Tsuguhiko Kadokawa: facing magazines’ “difficult reality”
While he said that the editing quality and equity of content have been improving, what one needs for distribution has changed and editors have failed at getting the fruits of the labour out to the public.
Kadokawa presented some data to illustrate the change in print pick up: 50 per cent of people do not buy a book every year and five per cent of people buy a magazine every week.
“Selling magazines means that we need people to go to the book store once a week,” said Kadokawa. “But young people have lost that habit.” Therefore, there is little to no exposure to readers, no matter how beautiful the design or how compelling the content.
Recognising these trends, in October 2014, Kadokawa Corporation merged with Dwango, the operator of ones of Japan’s biggest online video platforms and systems companies to create a “distribution revolution” that shook the conventional methods from the ground up.
Kadowaka emphasised that the merger was not a simple one, and it encompassed all four features of what he calls the “magazine ecosystem”: media, communication, content and community.
He also went through the three stages of magazine digitisation and provided examples from the Kadokawa Corporation.
The first step is to simply digitize magazines as they are.
Second is to develop a digital custom magazine. Georgia weekly has both a print and app edition.
Last to provide an all-you-can-read digital service for digital magazines. The Kadowaka Corporation partnered with NTT docomo to develop “d magazine”, an online subscription service with a monthly fee that provides readers with 152 magazines from a variety of publishers.

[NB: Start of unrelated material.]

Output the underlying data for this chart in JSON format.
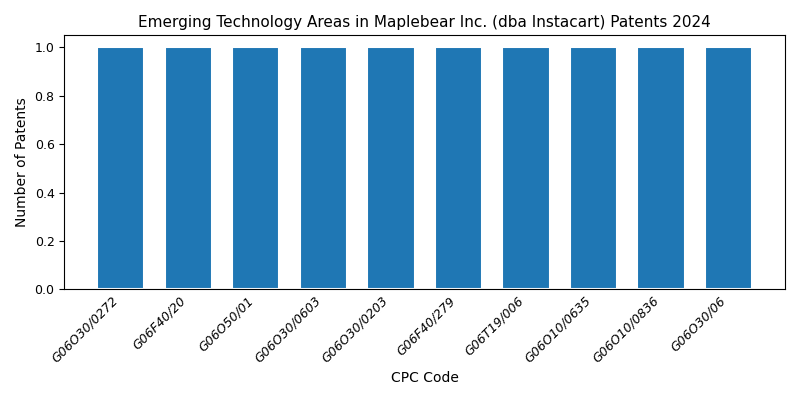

“We have had the courage to jump into this new world,” said Kadowaka. He said that providing readers with content from competing publishers has allowed the Kadowaka Corporation to transition to a platform provider. He believes that by making this transition, the value of content will be protected and it will be able to better compete with large IT companies.
To conclude, Kadowaka emphasised that the rules of publishing are changing and that companies must adapt in order to be successful.
“Let’s not be afraid to make mistakes,” he said.